Elbette çözüm basitçe yapısalcılığa geri dönmek ve 1960’lardan itibaren yükselen bu hareketleri görmezden gelmek olmamalıdır. Bu nedenle eski ve yeni toplumsal hareket arasındaki kriz aynı zamanda yapısal (structural) ve inşacı (constructivist) teorinin de nasıl yan yana gelebileceği gibi bir sorunu içermektedir.

SONUÇ

Kapitalizmin küresel ölçekte farklı tezahürlerle kendini gösteren krizi yapısal bir krizdir ve bu nedenle ancak büyük yapısal dönüşümlerle çözülebilir. Bugün yükselen faşist hareketler geçmişinden ders çıkarma konusunda soldan daha etkin konumdadır. Bu nedenle kapitalizmin yarattığı büyük yıkım karşısında köklü bir yapısal dönüşümü hedefleyen bir programatik de geliştirmeye başlamıştır.
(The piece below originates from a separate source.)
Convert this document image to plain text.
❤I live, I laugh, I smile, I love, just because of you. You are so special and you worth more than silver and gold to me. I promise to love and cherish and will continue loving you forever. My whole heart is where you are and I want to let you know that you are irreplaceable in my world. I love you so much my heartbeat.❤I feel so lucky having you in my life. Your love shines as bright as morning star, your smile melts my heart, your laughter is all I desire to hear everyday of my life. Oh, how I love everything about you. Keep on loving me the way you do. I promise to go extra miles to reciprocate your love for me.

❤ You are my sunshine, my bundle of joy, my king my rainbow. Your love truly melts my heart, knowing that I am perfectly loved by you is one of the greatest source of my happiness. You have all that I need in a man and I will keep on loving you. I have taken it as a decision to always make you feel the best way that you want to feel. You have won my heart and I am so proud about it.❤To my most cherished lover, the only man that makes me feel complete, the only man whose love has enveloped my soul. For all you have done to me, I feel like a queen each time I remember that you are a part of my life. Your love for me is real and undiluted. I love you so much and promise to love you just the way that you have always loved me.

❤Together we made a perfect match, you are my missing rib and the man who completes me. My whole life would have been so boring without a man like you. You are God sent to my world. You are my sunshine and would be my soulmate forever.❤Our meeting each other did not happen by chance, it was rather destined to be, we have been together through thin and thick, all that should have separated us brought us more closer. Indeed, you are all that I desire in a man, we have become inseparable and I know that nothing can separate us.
Sol ve toplumsal hareketler ise hem sınıf mı yoksa toplumsal hareketler mi düalizmi içinde sıkışıp kalmakta hem de inşacı (constructivist) bir alanla sınırlanmaktadır. Bu nedenle kurguladığı ve tahayyül ettiği gerçeklik ve eylem planıyla var olan gerçeklik arasındaki boşluk artmaktadır. Bugün çoğu kişi için sol imgesi, politik doğruculukla özdeşleşme eğilimindedir.